Nonetheless, there are theoretical and methodological reasons to test for differences in either means or variance at different time points throughout the learning trajectory. First, some theories make specific predictions about the time course of learning, and testing for differences in means or variance at different time points allows us to test predictions from these theories to see whether they hold for non-native speech sound learning. Specifically, the decrease in between-participant variability after sleep/offline consolidation has both theoretical and practical relevance for the role of sleep for non-native speech sound learning. Previous studies have shown that participants improve their perception of non-native contrasts after sleep (Earle & Myers, 2015; Qin & Zhang, 2019), and the current study suggests that sleep or a period of offline consolidation may additionally act as an equalizing factor among participants for non-native speech sound training paradigms. This issue also has methodological relevance. Some studies of non-native speech sound learning (and perceptual learning of speech more generally) test for learning within a single session. For such studies, it is important to acknowledge the possibility that some group differences or effects of interest may not show up until later or may disappear even after a short delay, for example, after memory traces have been consolidated offline or during sleep.

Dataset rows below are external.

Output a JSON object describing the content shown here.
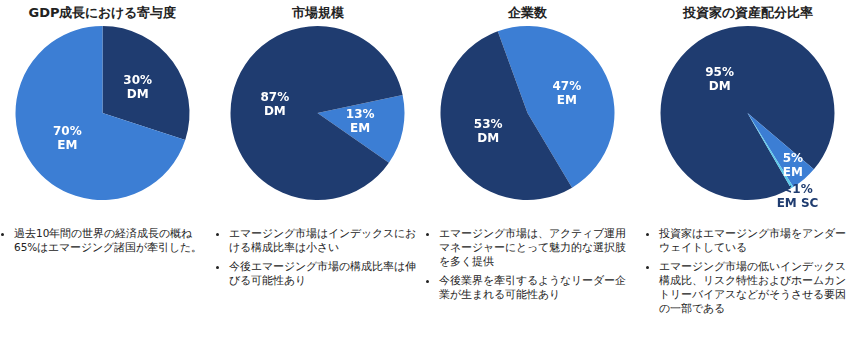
{
  "chart_data": [
    {
      "type": "pie",
      "title": "GDP成長における寄与度",
      "categories": [
        "DM",
        "EM"
      ],
      "values": [
        30,
        70
      ],
      "value_labels": [
        "30%",
        "70%"
      ],
      "colors": [
        "#1f3c70",
        "#3c7ed4"
      ],
      "data_labels": true,
      "annotations": [
        "過去10年間の世界の経済成長の概ね65%はエマージング諸国が牽引した。"
      ]
    },
    {
      "type": "pie",
      "title": "市場規模",
      "categories": [
        "EM",
        "DM"
      ],
      "values": [
        13,
        87
      ],
      "value_labels": [
        "13%",
        "87%"
      ],
      "colors": [
        "#3c7ed4",
        "#1f3c70"
      ],
      "data_labels": true,
      "annotations": [
        "エマージング市場はインデックスにおける構成比率は小さい",
        "今後エマージング市場の構成比率は伸びる可能性あり"
      ]
    },
    {
      "type": "pie",
      "title": "企業数",
      "categories": [
        "EM",
        "DM"
      ],
      "values": [
        47,
        53
      ],
      "value_labels": [
        "47%",
        "53%"
      ],
      "colors": [
        "#3c7ed4",
        "#1f3c70"
      ],
      "data_labels": true,
      "annotations": [
        "エマージング市場は、アクティブ運用マネージャーにとって魅力的な選択肢を多く提供",
        "今後業界を牽引するようなリーダー企業が生まれる可能性あり"
      ]
    },
    {
      "type": "pie",
      "title": "投資家の資産配分比率",
      "categories": [
        "DM",
        "EM",
        "EM SC"
      ],
      "values": [
        95,
        5,
        0.5
      ],
      "value_labels": [
        "95%",
        "5%",
        "<1%"
      ],
      "colors": [
        "#1f3c70",
        "#3c7ed4",
        "#5cc9ea"
      ],
      "data_labels": true,
      "annotations": [
        "投資家はエマージング市場をアンダーウェイトしている",
        "エマージング市場の低いインデックス構成比、リスク特性およびホームカントリーバイアスなどがそうさせる要因の一部である"
      ]
    }
  ]
}
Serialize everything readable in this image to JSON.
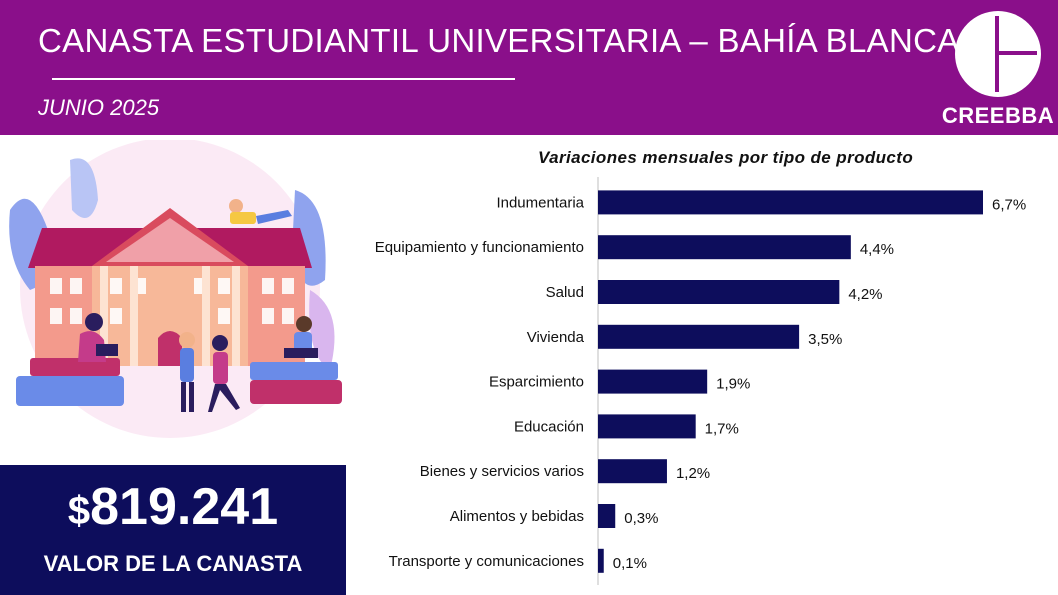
{
  "header": {
    "title": "CANASTA ESTUDIANTIL UNIVERSITARIA – BAHÍA BLANCA",
    "subtitle": "JUNIO 2025",
    "brand": "CREEBBA"
  },
  "summary": {
    "currency": "$",
    "amount": "819.241",
    "label": "VALOR DE LA CANASTA"
  },
  "colors": {
    "header": "#8a0f8a",
    "bar": "#0d0d5c",
    "value_box": "#0d0d5c"
  },
  "chart_data": {
    "type": "bar",
    "orientation": "horizontal",
    "title": "Variaciones mensuales por tipo de producto",
    "categories": [
      "Indumentaria",
      "Equipamiento y funcionamiento",
      "Salud",
      "Vivienda",
      "Esparcimiento",
      "Educación",
      "Bienes y servicios varios",
      "Alimentos y bebidas",
      "Transporte y comunicaciones"
    ],
    "values": [
      6.7,
      4.4,
      4.2,
      3.5,
      1.9,
      1.7,
      1.2,
      0.3,
      0.1
    ],
    "labels": [
      "6,7%",
      "4,4%",
      "4,2%",
      "3,5%",
      "1,9%",
      "1,7%",
      "1,2%",
      "0,3%",
      "0,1%"
    ],
    "unit": "%",
    "xlim": [
      0,
      6.7
    ],
    "xlabel": "",
    "ylabel": ""
  }
}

The reanalysis presented here suggests that examining between-participant variability as an outcome variable may prove useful in a field where between-participant variability is so common, and this may give us more information than we can glean from examining means alone. This approach could also have methodological relevance for identifying variables that are associated with successful non-native speech sound learning. Several studies to date have utilized a correlational approach to test whether certain skills are related to non-native speech sound learning and these studies have identified many skills that contribute to better speech sound learning in both perception and production. Some of these include individual differences in phonological skills (Fuhrmeister, Schlemmer, & Myers, 2020; Earle & Arthur, 2017), acoustic cue weighting (Schertz, Cho, Lotto, & Warner, 2015), and even attitudes towards a speaker and personality traits, such as openness to new experiences (Yu, Abrego-Collier, & Sonderegger, 2013). However, training paradigms may differ in how much heterogeneity of variance they produce. Paradigms that result in less heterogeneity of variance (i.e., “equalizing treatments”) may be preferable for “real-word” learning, but it is easier to find correlations between two variables if participants perform quite differently on the tasks (i.e., these tasks can more easily rank participants in their performance on them, Hedge, Powell, & Sumner, 2018). Analyzing group differences in between-participant variability could complement correlational approaches to identify training paradigms that will be most promising for identifying relationships between non-native speech sound learning and other variables.

Conclusions

Studies on non-native speech sound learning are notorious for reporting large amounts of between-participant variability, and this variability provides opportunities to learn more about the underlying processes involved in speech sound learning. The present reanalysis provides an example of how explicit testing of group differences in between-participant variability in addition to means may alter our interpretation of findings or give us a more complete picture of the effects being tested. Examining between-participant variability may be a crucial step in uncovering whether patterns of individual variability in non-native speech sound learning are systematic. This could be a useful tool in evaluating the efficacy of specific training paradigms or for research on the potential sources of individual variability in non-native speech sound learning.